Essentially, the new system will create licensed grow-ops that people could shop at, provided they have a prescription from their doctor. The regulations would allow for a regulated commercial market of licensed producers.

Currently, those who wish to use medical marijuana must apply for a permit from the government in order to either grow it themselves or buy it from a single government grower.

Adam Greenblatt, executive director of the Montreal-based Medical Cannabis Society (MCAS), said his organization advised Health Canada on the new regulations last summer.

"Unfortunately, they didn't take all of our counsel, which would have resulted in a far more patient-friendly regime," he stated.

    'For many patients who grow their own [marijuana], this is one step forward and two steps back'
    —Adam Greenblatt, Medical Cannabis Society

Among its proposals, the MMPR suggests the price of medical marijuana should rise to $8.80 per gram. It currently it ranges from $1.80 to $5 per gram.

The regulation also says it would no longer permit individuals to grow their own marijuana, a move that Greenblatt says is unfair.

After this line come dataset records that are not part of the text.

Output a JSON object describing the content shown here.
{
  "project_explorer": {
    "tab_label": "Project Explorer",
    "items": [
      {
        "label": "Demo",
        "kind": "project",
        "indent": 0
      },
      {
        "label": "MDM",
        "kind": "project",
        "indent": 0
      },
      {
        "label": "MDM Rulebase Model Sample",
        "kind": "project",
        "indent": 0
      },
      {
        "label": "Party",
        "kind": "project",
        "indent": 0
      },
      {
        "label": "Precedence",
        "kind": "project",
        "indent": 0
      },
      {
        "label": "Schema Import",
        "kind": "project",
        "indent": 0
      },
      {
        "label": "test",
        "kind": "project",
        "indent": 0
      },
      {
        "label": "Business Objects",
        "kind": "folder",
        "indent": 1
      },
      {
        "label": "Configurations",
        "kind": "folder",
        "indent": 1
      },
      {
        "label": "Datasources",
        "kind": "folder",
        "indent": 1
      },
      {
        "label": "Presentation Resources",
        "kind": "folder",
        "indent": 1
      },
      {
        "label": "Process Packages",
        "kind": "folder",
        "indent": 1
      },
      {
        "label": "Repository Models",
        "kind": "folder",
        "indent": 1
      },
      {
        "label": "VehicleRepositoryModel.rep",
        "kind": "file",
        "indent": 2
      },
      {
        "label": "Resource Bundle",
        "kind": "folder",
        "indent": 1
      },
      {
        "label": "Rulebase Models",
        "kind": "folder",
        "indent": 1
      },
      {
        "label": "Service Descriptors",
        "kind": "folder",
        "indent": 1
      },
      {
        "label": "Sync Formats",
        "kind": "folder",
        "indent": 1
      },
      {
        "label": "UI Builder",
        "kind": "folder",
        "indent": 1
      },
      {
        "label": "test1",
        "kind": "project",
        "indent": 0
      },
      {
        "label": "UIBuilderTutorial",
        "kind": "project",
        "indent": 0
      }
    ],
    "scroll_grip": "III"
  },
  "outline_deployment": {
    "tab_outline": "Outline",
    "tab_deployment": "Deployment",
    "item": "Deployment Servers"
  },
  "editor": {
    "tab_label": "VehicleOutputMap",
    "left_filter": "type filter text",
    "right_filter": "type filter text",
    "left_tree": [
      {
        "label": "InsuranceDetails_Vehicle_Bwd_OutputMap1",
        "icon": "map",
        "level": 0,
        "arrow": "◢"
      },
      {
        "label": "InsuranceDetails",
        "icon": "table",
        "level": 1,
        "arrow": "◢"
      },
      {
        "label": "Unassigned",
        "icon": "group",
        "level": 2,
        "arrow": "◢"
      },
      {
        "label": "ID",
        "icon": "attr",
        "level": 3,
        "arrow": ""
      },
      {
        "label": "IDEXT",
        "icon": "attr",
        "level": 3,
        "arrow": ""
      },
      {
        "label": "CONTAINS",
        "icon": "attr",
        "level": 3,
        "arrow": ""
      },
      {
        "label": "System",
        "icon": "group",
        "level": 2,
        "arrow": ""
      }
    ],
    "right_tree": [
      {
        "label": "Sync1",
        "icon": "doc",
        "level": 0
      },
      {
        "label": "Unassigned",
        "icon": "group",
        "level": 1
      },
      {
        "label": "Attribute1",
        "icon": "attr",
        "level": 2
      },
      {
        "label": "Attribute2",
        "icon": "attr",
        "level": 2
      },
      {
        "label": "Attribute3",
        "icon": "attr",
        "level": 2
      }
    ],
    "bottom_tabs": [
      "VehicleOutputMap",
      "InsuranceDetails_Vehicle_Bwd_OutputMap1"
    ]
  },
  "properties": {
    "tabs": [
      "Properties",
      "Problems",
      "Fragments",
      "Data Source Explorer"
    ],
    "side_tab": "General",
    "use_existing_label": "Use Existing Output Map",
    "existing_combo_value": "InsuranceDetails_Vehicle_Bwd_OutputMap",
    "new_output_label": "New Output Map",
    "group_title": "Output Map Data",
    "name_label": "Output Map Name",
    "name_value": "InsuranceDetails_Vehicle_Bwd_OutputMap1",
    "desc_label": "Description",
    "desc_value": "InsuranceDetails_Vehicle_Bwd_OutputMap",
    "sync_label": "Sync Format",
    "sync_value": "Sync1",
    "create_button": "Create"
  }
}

"For many patients who grow their own, this is one step forward and two steps back," he said.

Despite some issues, Greenblatt remained optimistic. He said the merging of a social justice movement with the commercial sector will undoubtedly be a "bumpy ride."

"Creating a commercial marketplace is ostensibly progressive," he added.
Highlights from the proposed regulations:

    * Elimination of production of marijuana by individuals in their homes.
    * An end to Health Canada's role in authorizing the production, possession, supplying and distributing of marijuana.
    * Establishment of a regulated commercial market for licensed producers.
    * Patients would no longer be required to apply to Health Canada and submit their personal medical information to the government.
    * Patients would obtain a medical document (similar to a prescription) and purchase marijuana directly from the producer.
    * Individuals would not be required to consult a specialist in addition to their normal health care practitioner.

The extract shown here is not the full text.